Imagining Muslims in South Asia and the Diaspora
Secularism, Religion, Representations
Edited by Claire Chambers, Caroline Herbert
To Be Published March 31st 2014 by Routledge – 256 pages
This book provides the first book-length critical evaluation of representations of Muslims from South Asia and its diaspora. It provides an analysis of literary, cultural, media, and cinematic representations of South Asian Muslims during the last few decades, and especially since September 11th, 2001.
Contributors contextualize these depictions against the burgeoning post-9/11 artistic interest in Islam, and also against cultural responses to earlier crises on the subcontinent such as the Partition, the 1971 Indo-Pakistan war and secession of Bangladesh, the 1992 Ayodhya riots and 2002 Gujarat genocide and Kashmir. Chapters analyse fiction, short stories, memoir, poetry, and film, in English as well as Hindi, Urdu, Bengali, Arabic and French.
Offering a comparative approach, the book cover the current interest in ‘new Pakistani literature’, and substantial ongoing interest in cultural representations of Indian Muslim identities, and the study of other South Asian Muslims, including Kashmir, Bangladesh, and the diaspora. It explores connections between artists’ generic experimentalism and their interpretations of life as Muslims in South Asia and its diaspora.
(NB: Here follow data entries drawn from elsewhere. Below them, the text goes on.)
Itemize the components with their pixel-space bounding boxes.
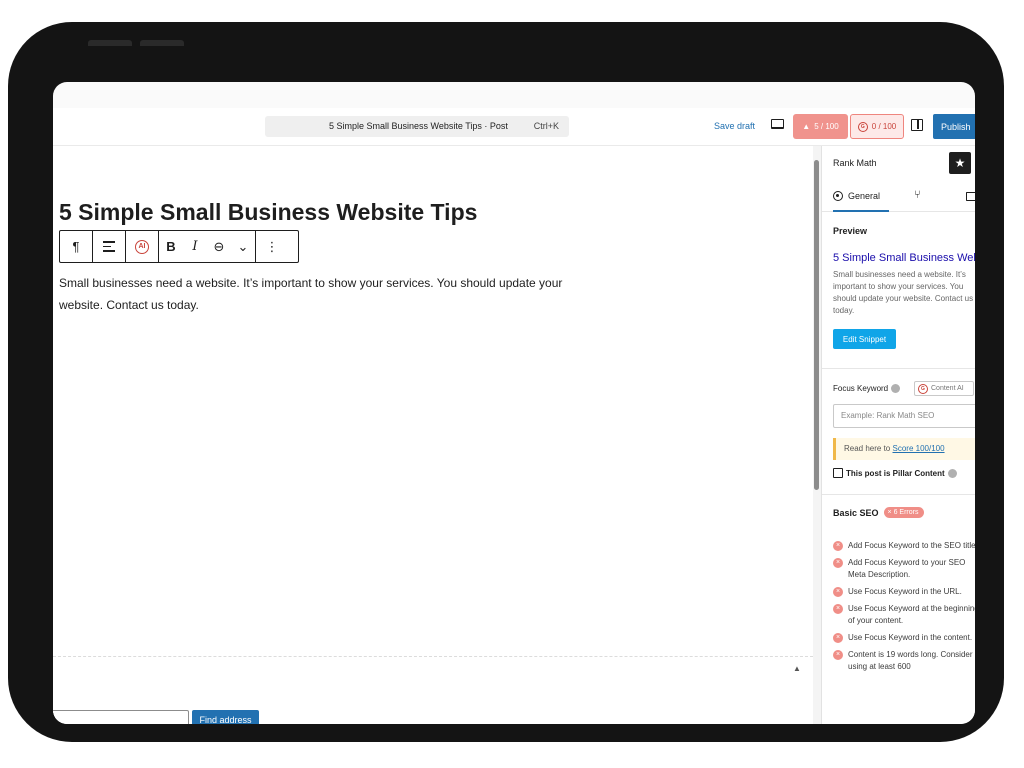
paragraph-block-icon[interactable]: ¶ — [60, 231, 92, 262]
tab-general[interactable]: General — [833, 182, 889, 212]
check-text: Use Focus Keyword at the beginning of yo… — [848, 604, 975, 625]
pillar-content-label: This post is Pillar Content — [846, 468, 945, 478]
volume-button — [140, 40, 184, 46]
editor-header: 5 Simple Small Business Website Tips · P… — [53, 108, 975, 146]
link-icon[interactable]: ⊖ — [207, 231, 231, 262]
chevron-down-icon[interactable]: ⌄ — [231, 231, 255, 262]
divider — [822, 368, 975, 369]
error-icon: × — [833, 604, 843, 614]
pillar-content-checkbox[interactable] — [833, 468, 843, 478]
block-toolbar: ¶ AI B I ⊖ ⌄ ⋮ — [59, 230, 299, 263]
content-ai-score-value: 0 / 100 — [871, 122, 897, 131]
align-left-icon[interactable] — [93, 231, 125, 262]
list-item: × Use Focus Keyword in the URL. — [833, 586, 975, 598]
tab-general-label: General — [848, 191, 881, 201]
publish-button[interactable]: Publish — [933, 114, 975, 139]
rank-math-sidebar: Rank Math ★ General ⑂ Preview 5 Simple S… — [821, 146, 975, 724]
serp-preview-description: Small businesses need a website. It’s im… — [833, 270, 974, 315]
command-bar-title: 5 Simple Small Business Website Tips · P… — [329, 121, 508, 131]
error-icon: × — [833, 587, 843, 597]
meta-box-divider — [53, 656, 813, 657]
trend-icon: ▲ — [802, 122, 811, 131]
pillar-content-option[interactable]: This post is Pillar Content — [833, 468, 957, 478]
error-icon: × — [833, 558, 843, 568]
command-bar-shortcut: Ctrl+K — [533, 121, 559, 131]
list-item: × Add Focus Keyword to your SEO Meta Desc… — [833, 557, 975, 581]
error-icon: × — [833, 541, 843, 551]
paragraph-block[interactable]: Small businesses need a website. It’s im… — [59, 272, 579, 316]
rank-math-logo-icon: G — [918, 383, 928, 394]
check-text: Content is 19 words long. Consider using… — [848, 650, 973, 671]
seo-score-value: 5 / 100 — [814, 122, 839, 131]
list-item: × Use Focus Keyword at the beginning of y… — [833, 603, 975, 627]
focus-keyword-text: Focus Keyword — [833, 384, 889, 393]
focus-keyword-label: Focus Keyword — [833, 384, 901, 393]
preview-heading: Preview — [833, 226, 868, 236]
check-text: Use Focus Keyword in the URL. — [848, 587, 962, 596]
find-address-button[interactable]: Find address — [192, 710, 259, 724]
basic-seo-heading[interactable]: Basic SEO × 6 Errors — [833, 507, 925, 518]
editor-canvas: 5 Simple Small Business Website Tips ¶ A… — [53, 146, 813, 724]
sidebar-tabs: General ⑂ — [822, 182, 975, 212]
list-item: × Use Focus Keyword in the content. — [833, 632, 975, 644]
address-input[interactable] — [53, 710, 189, 724]
basic-seo-label: Basic SEO — [833, 507, 879, 518]
scrollbar-thumb[interactable] — [814, 160, 819, 490]
seo-score-button[interactable]: ▲ 5 / 100 — [793, 114, 848, 139]
errors-badge: × 6 Errors — [883, 507, 925, 518]
screen: 5 Simple Small Business Website Tips · P… — [53, 82, 975, 724]
seo-checks-list: × Add Focus Keyword to the SEO title. × Ad… — [833, 540, 975, 678]
star-icon[interactable]: ★ — [949, 152, 971, 174]
score-link[interactable]: Score 100/100 — [893, 444, 945, 453]
sidebar-title: Rank Math — [833, 158, 877, 168]
volume-button — [88, 40, 132, 46]
divider — [822, 494, 975, 495]
notice-text: Read here to — [844, 444, 891, 453]
post-title[interactable]: 5 Simple Small Business Website Tips — [59, 199, 477, 226]
content-ai-icon[interactable]: AI — [126, 231, 158, 262]
gear-icon — [833, 191, 843, 201]
list-item: × Add Focus Keyword to the SEO title. — [833, 540, 975, 552]
italic-button[interactable]: I — [183, 231, 207, 262]
tab-schema[interactable]: ⑂ — [914, 189, 921, 201]
list-item: × Content is 19 words long. Consider usin… — [833, 649, 975, 673]
content-ai-button[interactable]: G Content AI — [914, 381, 974, 396]
check-text: Use Focus Keyword in the content. — [848, 633, 973, 642]
tablet-frame: 5 Simple Small Business Website Tips · P… — [8, 22, 1004, 742]
more-options-icon[interactable]: ⋮ — [256, 231, 288, 262]
help-icon[interactable] — [891, 384, 901, 393]
rank-math-logo-icon: G — [857, 121, 868, 132]
tab-social[interactable] — [966, 192, 975, 201]
schema-icon: ⑂ — [914, 189, 921, 201]
score-notice: Read here to Score 100/100 — [833, 438, 975, 460]
check-text: Add Focus Keyword to the SEO title. — [848, 541, 975, 550]
save-draft-button[interactable]: Save draft — [714, 121, 755, 131]
collapse-caret-icon[interactable]: ▲ — [793, 664, 801, 673]
error-icon: × — [833, 650, 843, 660]
content-ai-score-button[interactable]: G 0 / 100 — [850, 114, 904, 139]
serp-preview-title: 5 Simple Small Business Website Tips — [833, 252, 975, 264]
editor-scrollbar[interactable] — [813, 146, 821, 724]
command-palette-bar[interactable]: 5 Simple Small Business Website Tips · P… — [265, 116, 569, 137]
check-text: Add Focus Keyword to your SEO Meta Descr… — [848, 558, 966, 579]
preview-device-icon[interactable] — [771, 119, 784, 129]
sidebar-toggle-icon[interactable] — [911, 119, 923, 131]
focus-keyword-input[interactable]: Example: Rank Math SEO — [833, 404, 975, 428]
edit-snippet-button[interactable]: Edit Snippet — [833, 329, 896, 349]
bold-button[interactable]: B — [159, 231, 183, 262]
error-icon: × — [833, 633, 843, 643]
help-icon[interactable] — [947, 468, 957, 478]
content-ai-label: Content AI — [931, 385, 964, 392]
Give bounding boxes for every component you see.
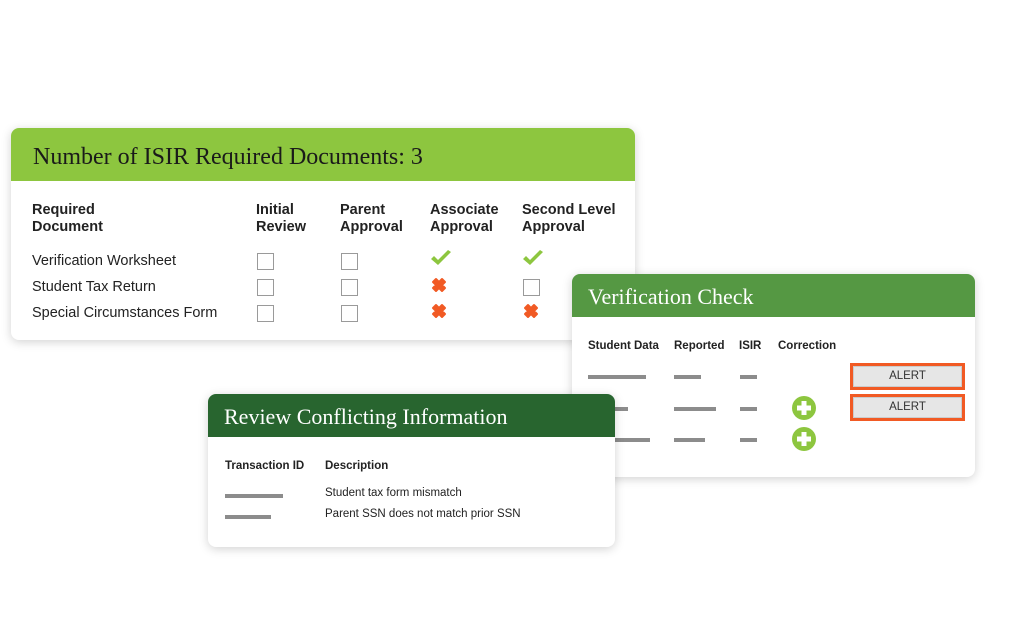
document-name: Special Circumstances Form bbox=[32, 305, 218, 321]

Surveying a broad range of up-to-date writing and cultural production, this concise and critical analysis of representations of South Asian Muslims will be of interest to students and academics of a variety of subjects including Asian studies, literary studies, media, popular culture, women’s studies, contemporary politics, sociology, migration history, film studies, and cultural studies.
1. Introduction: Contexts and Texts, Claire Chambers and Caroline Herbert Part I Surveying the Field: Comparative Approaches 2. The Making of a Muslim, Tabish Khair 3. Representations of Young Muslims in Contemporary British South Asian Fiction, Anshuman A Mondal 4. Muslim Women Writers in a Comparative Frame: (Dis)continuities and Border Crossings, Lindsey Moore 5. Lost in Translation?: Pakistani and Anglo-American Post-9/11 Fiction, Rehana Ahmed Part II Syncretism, Muslim Cosmopolitanism and Secularism 6. Secular Poesis and Nadeem Aslam, Catherine Rashid 7. Images of Andalusia in Anglophone South Asian Literature, Muneeza Shamsie 8. Syncretic Pasts, Secular Futures: Music and Muslim Identity in South Asian Fiction, Caroline Herbert 9. Islam and Secularism in the Development of Postcolonial Bangladeshi Identity, Nazneen Ahmed 10. ‘A Shrine of Words’: The Politics and Poetics of Space in Agha Shahid Ali’s The Country Without a Post Office, Rachel Farebrother 11. Hamlet in Paradise: The Politics of Indecision in Mirza Waheed’s The Collaborator, Peter Morey Part III Currents within South Asian Islam 12. Enchanted Realms, Sceptical Perspectives: Salman Rushdie’s Recent Fiction, Madeline Clements 13. Tahmima Anam’s The Good Muslim and the Tablighi Jamaat, Claire Chambers 14. The Terrorist and the (Sufi) Musician: Debating Politics through Pleasure in South Asian Films on Music, Ananya Jahanara Kabir Part IV Representations, Stereotypes, Islamophobia 15. Saving Pakistan from Brown Men: Benazir Bhutto in Post-9/11 US Media, Cara Cilano 16. South Asian Muslims, Homosexuality, and Narratives of ‘Progress’, Shamira Meghani 18. Conclusion
Claire Chambers is a Senior Lecturer at Leeds Metropolitan University, where she teaches contemporary writing in English from South Asia, the Arab world and their diasporas. She has published a book entitled British Muslim Fictions (2011) and is working on a new book on literary representations of British Muslims.
Caroline Herbert is Senior Lecturer in Postcolonial Literatures at Leeds Metropolitan University where she teaches contemporary postcolonial literature, British Literature, and South Asian literature and film. She is an expert in South Asian culture, with a particular interest in discourses of secularism, Hindu nationalism, and globalization as they impact on the city.